Germany is a more intriguing example, and Fielder describes it as “cautiously optimistic” regarding its future in the market. The federal structure in Germany, characterised by multiple decision levels, in conjunction with public and political hostility to PPP as an alternative procurement method to state investment has meant that the German PPP market has continued to lag behind its European neighbours.

Still, in September, BAM PPP and Vinci also closed the A9, the first A-model road to be backed by availability payments. The A-models programme has been a fairly steady source of deals, something which is unusual in German PPP, and Fielder expects BAM PPP to be one of a handful of bidders in the programme. The Ministry of Transport will tender the A6 and A7 soon, though Fielder would not speculate on whether BAM PPP is likely to bid on either.

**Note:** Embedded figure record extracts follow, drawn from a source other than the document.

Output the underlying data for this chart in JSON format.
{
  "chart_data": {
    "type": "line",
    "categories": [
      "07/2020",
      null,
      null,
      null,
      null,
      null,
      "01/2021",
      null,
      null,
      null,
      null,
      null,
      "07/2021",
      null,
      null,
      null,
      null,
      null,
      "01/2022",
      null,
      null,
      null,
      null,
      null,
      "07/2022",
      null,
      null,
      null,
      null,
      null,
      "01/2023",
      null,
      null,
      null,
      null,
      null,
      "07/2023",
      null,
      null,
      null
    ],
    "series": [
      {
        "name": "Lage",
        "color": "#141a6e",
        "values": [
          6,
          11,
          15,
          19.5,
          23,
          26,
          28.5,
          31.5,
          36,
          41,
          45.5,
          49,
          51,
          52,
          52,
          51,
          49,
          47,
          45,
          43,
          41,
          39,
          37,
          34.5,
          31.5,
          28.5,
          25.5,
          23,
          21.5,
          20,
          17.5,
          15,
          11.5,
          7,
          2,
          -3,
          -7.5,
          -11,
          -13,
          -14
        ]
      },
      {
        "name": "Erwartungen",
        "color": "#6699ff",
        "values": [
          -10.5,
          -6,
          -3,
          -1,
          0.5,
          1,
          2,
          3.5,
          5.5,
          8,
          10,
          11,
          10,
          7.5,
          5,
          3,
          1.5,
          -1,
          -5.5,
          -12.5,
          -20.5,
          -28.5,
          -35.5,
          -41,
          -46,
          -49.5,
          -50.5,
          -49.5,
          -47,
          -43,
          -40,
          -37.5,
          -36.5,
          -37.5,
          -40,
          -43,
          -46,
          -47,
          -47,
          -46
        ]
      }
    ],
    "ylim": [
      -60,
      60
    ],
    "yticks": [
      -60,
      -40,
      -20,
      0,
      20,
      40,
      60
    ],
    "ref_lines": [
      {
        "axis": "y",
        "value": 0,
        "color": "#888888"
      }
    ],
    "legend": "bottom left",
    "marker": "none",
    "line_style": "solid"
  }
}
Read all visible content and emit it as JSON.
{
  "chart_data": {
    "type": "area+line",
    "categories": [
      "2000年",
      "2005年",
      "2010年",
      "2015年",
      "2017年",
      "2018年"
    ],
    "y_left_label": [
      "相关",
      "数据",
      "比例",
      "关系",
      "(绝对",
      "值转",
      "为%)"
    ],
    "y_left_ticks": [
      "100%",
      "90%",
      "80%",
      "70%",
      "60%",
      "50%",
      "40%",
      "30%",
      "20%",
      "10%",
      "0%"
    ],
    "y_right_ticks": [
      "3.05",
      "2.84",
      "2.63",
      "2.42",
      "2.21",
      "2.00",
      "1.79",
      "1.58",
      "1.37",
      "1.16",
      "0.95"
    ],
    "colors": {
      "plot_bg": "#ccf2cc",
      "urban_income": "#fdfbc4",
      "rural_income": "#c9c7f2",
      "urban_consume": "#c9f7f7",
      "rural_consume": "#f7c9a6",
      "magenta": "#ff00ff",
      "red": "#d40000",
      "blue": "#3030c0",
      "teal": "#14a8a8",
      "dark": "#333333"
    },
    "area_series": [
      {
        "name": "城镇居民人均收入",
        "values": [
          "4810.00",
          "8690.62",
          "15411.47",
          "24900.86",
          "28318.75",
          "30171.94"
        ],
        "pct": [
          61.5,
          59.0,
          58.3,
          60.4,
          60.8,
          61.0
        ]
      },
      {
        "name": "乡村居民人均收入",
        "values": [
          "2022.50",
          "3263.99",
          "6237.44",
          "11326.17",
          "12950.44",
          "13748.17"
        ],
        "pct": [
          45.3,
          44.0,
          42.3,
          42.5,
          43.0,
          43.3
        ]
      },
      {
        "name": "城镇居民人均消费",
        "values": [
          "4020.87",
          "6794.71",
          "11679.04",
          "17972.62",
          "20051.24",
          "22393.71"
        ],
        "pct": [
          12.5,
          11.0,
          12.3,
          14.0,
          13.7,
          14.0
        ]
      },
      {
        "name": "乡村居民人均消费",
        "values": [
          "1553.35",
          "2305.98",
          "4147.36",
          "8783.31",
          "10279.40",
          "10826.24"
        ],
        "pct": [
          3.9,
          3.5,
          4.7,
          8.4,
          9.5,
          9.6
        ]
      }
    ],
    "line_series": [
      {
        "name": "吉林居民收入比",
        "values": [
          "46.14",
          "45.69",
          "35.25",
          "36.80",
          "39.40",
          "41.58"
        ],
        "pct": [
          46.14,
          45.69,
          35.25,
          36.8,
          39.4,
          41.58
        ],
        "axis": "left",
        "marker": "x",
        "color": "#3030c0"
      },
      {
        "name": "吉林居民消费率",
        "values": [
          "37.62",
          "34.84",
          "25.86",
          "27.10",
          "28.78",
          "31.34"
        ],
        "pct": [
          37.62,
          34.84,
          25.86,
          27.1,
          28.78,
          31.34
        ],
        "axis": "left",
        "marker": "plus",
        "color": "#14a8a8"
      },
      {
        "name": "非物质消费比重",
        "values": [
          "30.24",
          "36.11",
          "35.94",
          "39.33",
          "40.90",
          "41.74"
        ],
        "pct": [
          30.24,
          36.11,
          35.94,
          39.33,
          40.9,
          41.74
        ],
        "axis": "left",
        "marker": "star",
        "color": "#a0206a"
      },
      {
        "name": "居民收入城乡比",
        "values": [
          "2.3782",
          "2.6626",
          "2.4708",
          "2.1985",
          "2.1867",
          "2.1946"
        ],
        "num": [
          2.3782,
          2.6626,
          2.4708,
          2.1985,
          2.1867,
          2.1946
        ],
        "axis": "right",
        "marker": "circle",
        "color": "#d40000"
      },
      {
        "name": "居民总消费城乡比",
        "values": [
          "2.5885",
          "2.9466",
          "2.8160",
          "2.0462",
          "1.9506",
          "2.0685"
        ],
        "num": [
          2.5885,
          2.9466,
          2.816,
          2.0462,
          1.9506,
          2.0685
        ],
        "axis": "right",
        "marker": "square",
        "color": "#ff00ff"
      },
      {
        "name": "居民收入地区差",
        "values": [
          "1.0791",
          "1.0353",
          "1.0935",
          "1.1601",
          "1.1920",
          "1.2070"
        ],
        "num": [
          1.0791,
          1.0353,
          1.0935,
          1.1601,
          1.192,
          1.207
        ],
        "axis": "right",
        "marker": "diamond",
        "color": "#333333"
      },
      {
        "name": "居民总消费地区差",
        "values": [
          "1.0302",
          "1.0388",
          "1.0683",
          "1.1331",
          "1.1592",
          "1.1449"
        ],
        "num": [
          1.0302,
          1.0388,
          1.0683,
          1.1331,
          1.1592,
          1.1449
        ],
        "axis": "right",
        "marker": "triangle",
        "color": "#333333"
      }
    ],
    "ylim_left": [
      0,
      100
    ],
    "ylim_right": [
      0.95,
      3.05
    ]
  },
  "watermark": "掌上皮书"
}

Fielder is unconvinced that any of this is sufficient to change the current system, which favours the low-risk forfaiting model: “I think of growth probably in terms of equity-based accommodation schemes coming a little bit more frequently and taking a small part of the much larger forfaiting market. But what I would not say is that it’s going to show a sort of growth that you will be getting in the Netherlands in terms of equity-based projects.”

A new hope

But a lot of BAM’s focus is pinned on the Dutch and Belgian markets. “Over the last 12-18 months, the number of projects in the UK and Ireland has diminished quite significantly and the number of projects in Belgium and the Netherlands has increased quite significantly. We see our next 2 to 3 years as led by the Dutch market” says Fielder.

Royal BAM plans to establish a presence in Switzerland. This is likely to be construction-related in the first place and BAM PPP will initially look to support the company’s presence in the PPP sector from its offices in Frankfurt. Switzerland is not a particularly large market in terms of dealflow and Fielder views this more as a continuation of its presence in Germany; a commitment to cultivating its standing within the home markets as opposed to branching out.

Revenue at BAM PPP is up. Its recent third quarter report shows an increase from Eu197 million to Eu363 million on the previous year. Margins are down from Eu6.1 million to Eu1.3 million, however, but Fielder expects profits to have risen when the company ’s annual report is published.

In December this year BAM PPP transferred three projects into its new joint venture, BAM PPP PGGM Infrastructure Coöperatie. The sale allowed to BAM to book a Eu10 million gain. Structures such as these have become common as a means of recycling equity. At roughly the same time that BAM PPP closed its first round of divestment, Strukton agreed to sell 80% of its stake in six Dutch PPP projects, valued at around Eu2.3 billion.

What is different with BAM PPP’s joint venture, suggests Fielder, is that whereas most recent deals entail existing projects being sold in the secondary market, with the PGGM deal BAM PPP has an institutional investor willing to put capital into new projects. This, he hopes, will allow BAM PPP to consolidate its position in the five home markets even further.